À l'ombre de la peste et de la guerre selon Georges de La Tour de Sophie Doudet
Publié aux Ateliers Henry Dougier
Résumé :
Deux hommes et une femme disputent une partie de cartes pendant qu'une servante leur sert du vin. Trois complices qui pipent un benêt. Un roué et deux courtisanes qui plument un jeune bourgeois. Des loups sur le point de dévorer un agneau. As, sept et six de carreau : la main gagnante rafle les pièces d'or. C'est le jeu de la prime et de la vie : une vaste duperie. Tel est le sujet pittoresque du Tricheur à l'as de carreau.

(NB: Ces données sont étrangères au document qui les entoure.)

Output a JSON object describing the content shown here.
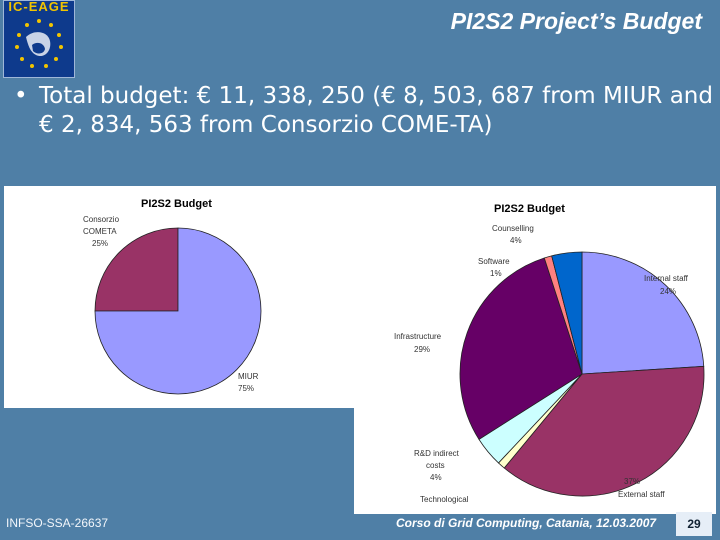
{
  "slide": {
    "logo_text": "IC-EAGE",
    "title": "PI2S2 Project’s Budget",
    "bullet": "Total budget: € 11, 338, 250 (€ 8, 503, 687 from MIUR and € 2, 834, 563 from Consorzio COME-TA)",
    "footer_left": "INFSO-SSA-26637",
    "footer_center": "Corso di Grid Computing, Catania, 12.03.2007",
    "page_number": "29"
  },
  "colors": {
    "background": "#4f7fa6",
    "logo_bg": "#0e3a8c",
    "logo_stars": "#f1c400"
  },
  "chart_data": [
    {
      "type": "pie",
      "title": "PI2S2 Budget",
      "slices": [
        {
          "label": "Consorzio COMETA",
          "value": 25,
          "value_label": "25%",
          "color": "#993366"
        },
        {
          "label": "MIUR",
          "value": 75,
          "value_label": "75%",
          "color": "#9999ff"
        }
      ]
    },
    {
      "type": "pie",
      "title": "PI2S2 Budget",
      "slices": [
        {
          "label": "Internal staff",
          "value": 24,
          "value_label": "24%",
          "color": "#9999ff"
        },
        {
          "label": "External staff",
          "value": 37,
          "value_label": "37%",
          "color": "#993366"
        },
        {
          "label": "Technological",
          "value": 1,
          "value_label": "",
          "color": "#ffffcc"
        },
        {
          "label": "R&D indirect costs",
          "value": 4,
          "value_label": "4%",
          "color": "#ccffff"
        },
        {
          "label": "Infrastructure",
          "value": 29,
          "value_label": "29%",
          "color": "#660066"
        },
        {
          "label": "Software",
          "value": 1,
          "value_label": "1%",
          "color": "#ff8080"
        },
        {
          "label": "Counselling",
          "value": 4,
          "value_label": "4%",
          "color": "#0066cc"
        }
      ]
    }
  ]
}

Mais que signifient ces regards complices et cet énigmatique ballet de mains ? Quel drame se noue entre les quatre personnages du tableau de Georges de La Tour ? Qui sont-ils ? Ou plutôt, qui pourraient ils être ? Car on sait très peu de choses sur l'œuvre et la vie de l'artiste qui, célébré de son vivant, fut oublié pendant plus de 250 ans avant d'être ressuscité par les historiens de l'art au début du XXe siècle. Pour faire parler la toile silencieuse et éclairer ses mystères, il faudra par conséquent chercher la vérité du côté du rêve.
À propos de l'autrice :
Sophie Doudet est maître de conférences en littérature française et enseigne la culture générale et l’histoire des arts à l’Institut d’études politiques d’Aix-en-Provence. Elle est l’auteure de biographies consacrées à Churchill, Malraux, Camus et Mme de Staël, ainsi que de romans historiques destinés à la jeunesse.
Mon Avis :
Je viens de terminer le second livre de la rentrée littéraire des Ateliers Henry Dougier dans leur très belle collection "Le Roman d'un chef-d'oeuvre". C’est une collection que j’affectionne particulièrement, chaque auteur va raconter l’histoire d’un tableau célèbre, il va mêler ainsi récit romanesque et enquête historique. Et c’est vraiment bien fait. Le livre en tant qu’objet est déjà très beau, la toile dont il va être question est reproduite sur les rabats, ce qui permet de bien la voir et d’étudier chaque détail. Même si je suis novice en art, j’aime regarder les toiles, voir ce qu’elles racontent, leurs petits détails qui font leur particularité. Dans cette collection, j’ai déjà eu le plaisir de découvrir des oeuvres de Van Gogh, Monet, Antonio Segui et bien d'autres encore. Et cela peut être des auteurs connus comme inconnus pour moi, c'est très enrichissant.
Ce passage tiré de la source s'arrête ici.